Да, я ей поверила. Я, впрочем, ни на минуту не усомнилась, что Анна говорит правду, – нет, Вольская была в наших глазах особенной девушкой. Она никогда не лгала, не пряталась от наказания за свои провинности и была образцово честна. Правда, ее нервозность казалась иногда болезненной, и в первую же минуту ее рассказа я подумала, что черная женщина была всего лишь плодом ее расстроенной фантазии. Но когда Вольская поклялась мне, что действительно видела черную женщину, – я больше уже не смела сомневаться в ее словах, и мне действительно стало страшно…

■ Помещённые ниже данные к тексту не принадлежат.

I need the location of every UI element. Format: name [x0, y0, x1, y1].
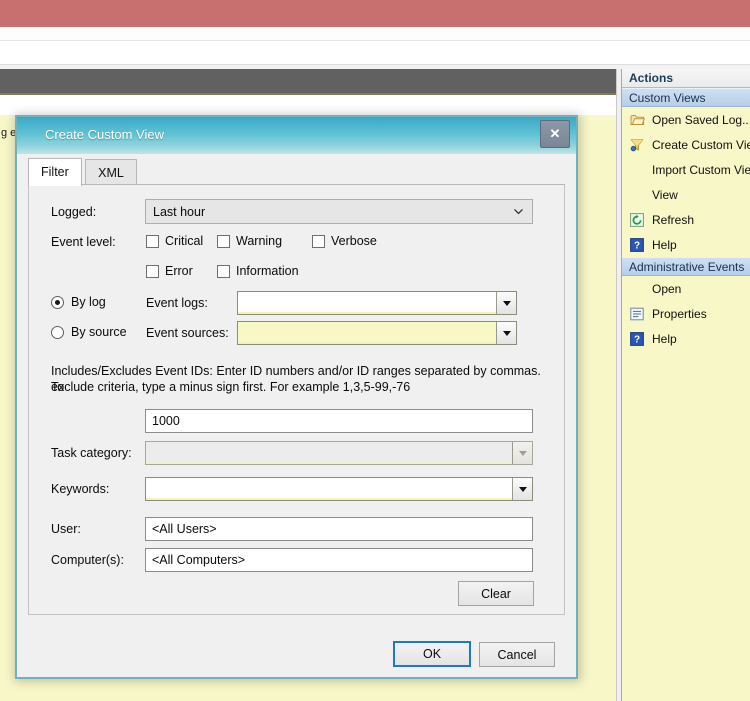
- actions-pane-header: Actions: [622, 69, 750, 88]
- tab-xml[interactable]: XML: [85, 159, 137, 186]
- app-toolbar-strip: [0, 41, 750, 65]
- ok-button[interactable]: OK: [393, 641, 471, 667]
- event-sources-label: Event sources:: [146, 326, 229, 340]
- dialog-tabstrip: Filter XML: [17, 158, 576, 186]
- event-sources-combo[interactable]: [237, 321, 517, 345]
- actions-pane: Actions Custom Views Open Saved Log... C…: [621, 69, 750, 701]
- action-help-administrative-events[interactable]: ? Help: [622, 326, 750, 351]
- user-label: User:: [51, 522, 81, 536]
- action-help-custom-views[interactable]: ? Help: [622, 232, 750, 257]
- action-label: Help: [652, 237, 677, 252]
- checkbox-label: Critical: [165, 234, 204, 248]
- radio-by-log[interactable]: By log: [51, 295, 106, 309]
- radio-indicator: [51, 295, 64, 309]
- action-label: Open: [652, 281, 682, 296]
- checkbox-box: [146, 264, 159, 278]
- action-view[interactable]: View: [622, 182, 750, 207]
- action-label: Open Saved Log...: [652, 112, 750, 127]
- checkbox-box: [146, 234, 159, 248]
- app-top-red-bar: [0, 0, 750, 28]
- refresh-icon: [628, 212, 646, 228]
- computers-label: Computer(s):: [51, 553, 124, 567]
- dropdown-arrow-icon[interactable]: [512, 442, 532, 464]
- action-create-custom-view[interactable]: Create Custom Vie: [622, 132, 750, 157]
- keywords-value: [146, 478, 512, 500]
- action-open-saved-log[interactable]: Open Saved Log...: [622, 107, 750, 132]
- checkbox-label: Verbose: [331, 234, 377, 248]
- checkbox-error[interactable]: Error: [146, 264, 193, 278]
- action-properties[interactable]: Properties: [622, 301, 750, 326]
- chevron-down-icon: [513, 206, 524, 217]
- svg-text:?: ?: [634, 240, 640, 251]
- checkbox-verbose[interactable]: Verbose: [312, 234, 377, 248]
- checkbox-label: Error: [165, 264, 193, 278]
- filter-panel: Logged: Last hour Event level: Critical …: [28, 185, 565, 615]
- no-icon: [628, 187, 646, 203]
- checkbox-box: [217, 234, 230, 248]
- actions-group-custom-views: Custom Views: [622, 88, 750, 107]
- checkbox-warning[interactable]: Warning: [217, 234, 282, 248]
- keywords-label: Keywords:: [51, 482, 110, 496]
- actions-group-administrative-events: Administrative Events: [622, 257, 750, 276]
- action-label: Help: [652, 331, 677, 346]
- dropdown-arrow-icon[interactable]: [512, 478, 532, 500]
- no-icon: [628, 281, 646, 297]
- checkbox-box: [217, 264, 230, 278]
- no-icon: [628, 162, 646, 178]
- event-logs-combo[interactable]: [237, 291, 517, 315]
- action-label: Create Custom Vie: [652, 137, 750, 152]
- properties-icon: [628, 306, 646, 322]
- create-custom-view-dialog: Create Custom View ✕ Filter XML Logged: …: [15, 115, 578, 679]
- checkbox-box: [312, 234, 325, 248]
- help-icon: ?: [628, 331, 646, 347]
- folder-open-icon: [628, 112, 646, 128]
- logged-value: Last hour: [153, 204, 206, 219]
- close-icon[interactable]: ✕: [540, 120, 570, 148]
- logged-select[interactable]: Last hour: [145, 199, 533, 224]
- dialog-title-bar[interactable]: Create Custom View ✕: [17, 117, 576, 154]
- dropdown-arrow-icon[interactable]: [496, 322, 516, 344]
- radio-indicator: [51, 325, 64, 339]
- funnel-icon: [628, 137, 646, 153]
- app-dark-header-bar: [0, 69, 616, 93]
- checkbox-label: Warning: [236, 234, 283, 248]
- event-logs-value: [238, 292, 496, 314]
- radio-label: By source: [71, 325, 127, 339]
- event-sources-value: [238, 322, 496, 344]
- dialog-title: Create Custom View: [45, 127, 164, 142]
- action-refresh[interactable]: Refresh: [622, 207, 750, 232]
- clear-button[interactable]: Clear: [458, 581, 534, 606]
- radio-label: By log: [71, 295, 106, 309]
- checkbox-label: Information: [236, 264, 299, 278]
- task-category-value: [146, 442, 512, 464]
- computers-input[interactable]: <All Computers>: [145, 548, 533, 572]
- dropdown-arrow-icon[interactable]: [496, 292, 516, 314]
- action-label: Refresh: [652, 212, 695, 227]
- action-label: View: [652, 187, 678, 202]
- action-label: Import Custom Vie: [652, 162, 750, 177]
- event-level-label: Event level:: [51, 235, 116, 249]
- tab-filter[interactable]: Filter: [28, 158, 82, 186]
- user-input[interactable]: <All Users>: [145, 517, 533, 541]
- help-icon: ?: [628, 237, 646, 253]
- checkbox-information[interactable]: Information: [217, 264, 299, 278]
- logged-label: Logged:: [51, 205, 97, 219]
- task-category-label: Task category:: [51, 446, 132, 460]
- event-ids-help-line-2: exclude criteria, type a minus sign firs…: [51, 380, 411, 394]
- svg-text:?: ?: [634, 334, 640, 345]
- cancel-button[interactable]: Cancel: [479, 642, 555, 667]
- app-menu-strip: [0, 27, 750, 41]
- action-label: Properties: [652, 306, 707, 321]
- event-logs-label: Event logs:: [146, 296, 208, 310]
- action-open[interactable]: Open: [622, 276, 750, 301]
- event-ids-input[interactable]: 1000: [145, 409, 533, 433]
- app-content-white-strip: [2, 95, 614, 115]
- keywords-combo[interactable]: [145, 477, 533, 501]
- task-category-combo[interactable]: [145, 441, 533, 465]
- radio-by-source[interactable]: By source: [51, 325, 127, 339]
- screen: g e ... saved log Actions Custom Views O…: [0, 0, 750, 701]
- checkbox-critical[interactable]: Critical: [146, 234, 203, 248]
- action-import-custom-view[interactable]: Import Custom Vie: [622, 157, 750, 182]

Глава VII. Кис-Кис. – Исповедь. – Батюшка
На следующий день было немецкое дежурство. Фрейлейн Геринг – добродушная толстенькая немочка, которую мы любили настолько, насколько ненавидели Пугача-Арно, – еще задолго до звонка к молитве пришла к нам в дортуар и стала, по своему обыкновению, «исповедовать», то есть расспрашивать девочек о том, как они вели себя в предыдущее – французское – дежурство.
Мы никогда не лгали Кис-Кис, как называли нашу фрейлейн, и потому Краснушка в первую же голову рассказала о вчерашней «истории», Миля Корбина присовокупила к этому рассказу и свое злополучное происшествие. Фрейлейн внимательно выслушала девочек, и лицо ее, обыкновенно жизнерадостное и светлое, приняло печальное выражение.
– Ах, Маруся, – произнесла она с глубоким вздохом, – золотое у тебя сердце, да буйная головушка! Тяжело тебе будет в жизни с твоим характером!